Eventually he finds something that looks like a length of rebar on a pile of charcoal dust but is actually a wire, 35 nanometers in width, resting on the silicon base. He takes a picture, silent again, holding his breath since sound waves will affect the quality of the image.
“We can talk now,” he says. “Here, in fact, you can see this wire is broken. Too bad. This is a routine experiment, frankly.” Chen’s goal is to find a combination of materials-a “recipe,” if you will-that will impart a Teflon-like non-stickiness to the mold that deposits the wires on the substrate; otherwise they bulge and twist when the mold is removed. But sitting in this hushed, foam-covered room, watching one of the leading scientists in the field searching through grainy images, you realize just how difficult it is to work on this scale. Three weeks later, after five months of painstaking experiment and observations, Chen and Gun-Young Jung find the result they were looking for, bringing the possibility of molecular-sized circuits a small step closer.
“I miscalculated several things,” Chen says simply.
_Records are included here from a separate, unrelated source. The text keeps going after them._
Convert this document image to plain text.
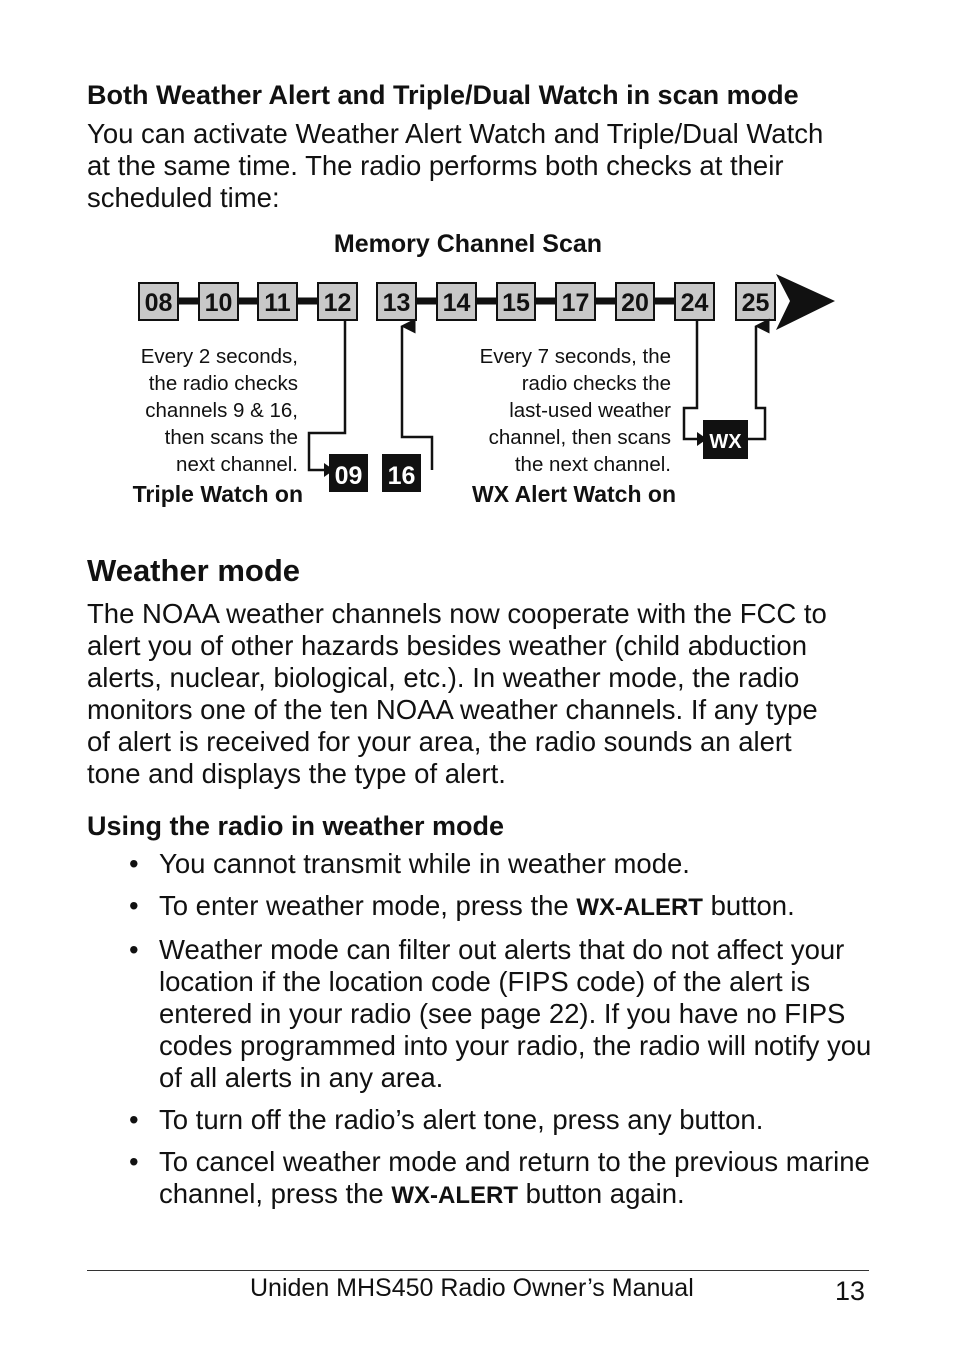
Both Weather Alert and Triple/Dual Watch in scan mode

You can activate Weather Alert Watch and Triple/Dual Watch
at the same time. The radio performs both checks at their
scheduled time:

Memory Channel Scan
08 10 11 12 13 14 15 17 20 24 25
09 16
WX
Every 2 seconds,
the radio checks
channels 9 & 16,
then scans the
next channel.
Triple Watch on
Every 7 seconds, the
radio checks the
last-used weather
channel, then scans
the next channel.
WX Alert Watch on
Weather mode

The NOAA weather channels now cooperate with the FCC to
alert you of other hazards besides weather (child abduction
alerts, nuclear, biological, etc.). In weather mode, the radio
monitors one of the ten NOAA weather channels. If any type
of alert is received for your area, the radio sounds an alert
tone and displays the type of alert.

Using the radio in weather mode
• You cannot transmit while in weather mode.
• To enter weather mode, press the WX-ALERT button.
• Weather mode can filter out alerts that do not affect your location if the location code (FIPS code) of the alert is entered in your radio (see page 22). If you have no FIPS codes programmed into your radio, the radio will notify you of all alerts in any area.
• To turn off the radio’s alert tone, press any button.
• To cancel weather mode and return to the previous marine channel, press the WX-ALERT button again.
Uniden MHS450 Radio Owner’s Manual	13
Now he can move on to the next problem.
Observing results, of course, is the last step in a train of events that traditionally begins with a theory about how things should behave. In the case of molecular electronics, though, very little has run a straight course from theory to experiment to result. Theories can languish for years waiting for tools precise enough to test them. In fact, chemists first proposed the idea of molecular electronics in the mid-1970s, but another 20 years would pass before anyone could begin to put it into practice. Lately, though, experimental results have begun to leapfrog the ability of theorists to explain them.
One puzzle is the lack of consistency in measuring experimental results, from lab to lab and even from experiment to experiment. Alex Bratkovsky, a theoretical physicist and native of Moscow who joined HP in 1996, says he was one of the first to realize that a molecule’s orientation between metal electrodes is critical to understanding its switching properties. “The current depends tremendously on how the molecule connects with the substrate,” Bratkovsky says. “The signal may go away, then come back, depending on the position of the molecule. We disregarded that fact for quite a while.” Since controlling the orientation of the molecule is still beyond current experimental tools, results vary widely from lab to lab, and scientists need to judge in many instances whether differences between their results have real meaning or can be explained by effects still outside of experimental control.
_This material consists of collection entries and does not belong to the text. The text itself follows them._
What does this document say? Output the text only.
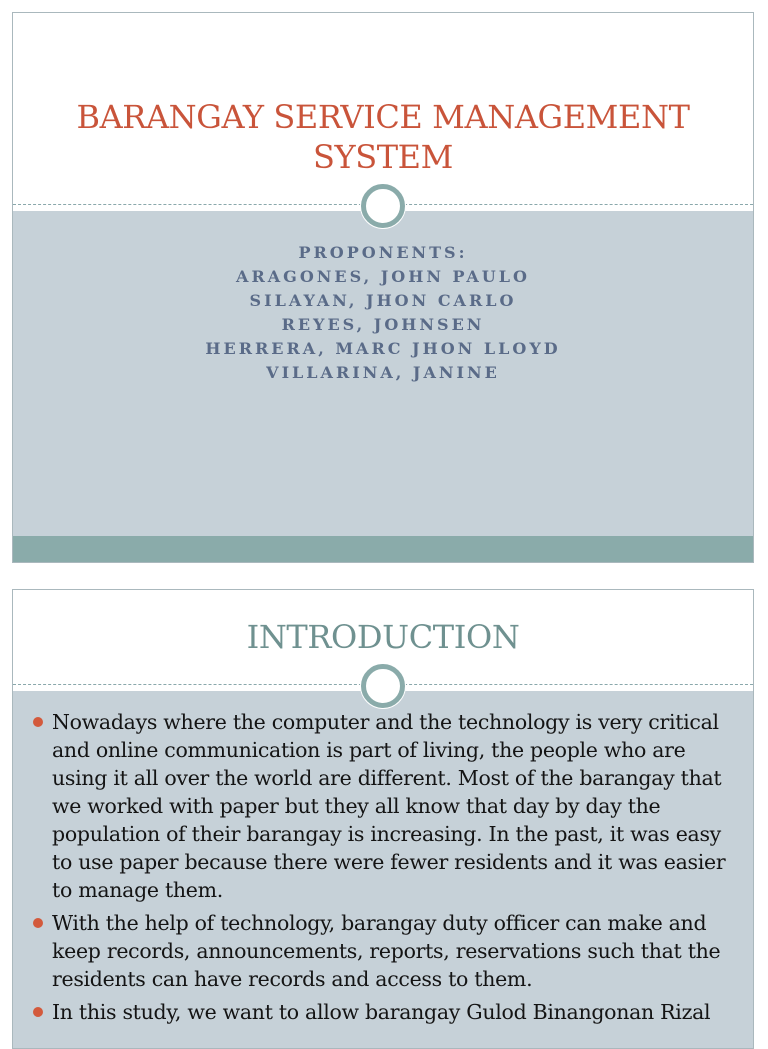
BARANGAY SERVICE MANAGEMENT
SYSTEM
PROPONENTS:
ARAGONES, JOHN PAULO
SILAYAN, JHON CARLO
REYES, JOHNSEN
HERRERA, MARC JHON LLOYD
VILLARINA, JANINE
INTRODUCTION
Nowadays where the computer and the technology is very critical and online communication is part of living, the people who are using it all over the world are different. Most of the barangay that we worked with paper but they all know that day by day the population of their barangay is increasing. In the past, it was easy to use paper because there were fewer residents and it was easier to manage them.
With the help of technology, barangay duty officer can make and keep records, announcements, reports, reservations such that the residents can have records and access to them.
In this study, we want to allow barangay Gulod Binangonan Rizal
To understand the switching phenomenon, the HP researchers are studying a range of new molecules that might be controlled more easily than rotaxane, Bratkovsky says. Some of these are already being designed, but progress is slow. It can take more than two years to design, simulate, synthesize, and finally test a molecule for its electronic properties-after which researchers may find themselves beginning all over again.
Across the hallway from Bratkovsky, Duncan Stewart, an experimental physicist recently hired by Williams’s lab, spent more than six months on a contrarian experiment to help investigate why some molecules can act as molecular switches, changing their conductivity in response to an applied voltage. Instead of designer molecules like rotaxane, Stewart used a simple hydrocarbon molecule consisting of a chain of 18 carbons surrounded by hydrogen atoms. Stewart calls it the “Plain Jane of the molecular world.” It’s stable, inert, and theoretically should have no interesting electronic properties. But it switched anyway.
“I have heaps of data, and the story is that the data do not fit any model, or any existing theory. So even in the simplest case, we don’t understand how electrons are traveling through a molecule,” he says. “At times it’s extremely frustrating. You have to be very pigheaded, beat your head against a wall for six months, and eventually a single brick budges, and eventually the whole wall crumbles and you see another wall.”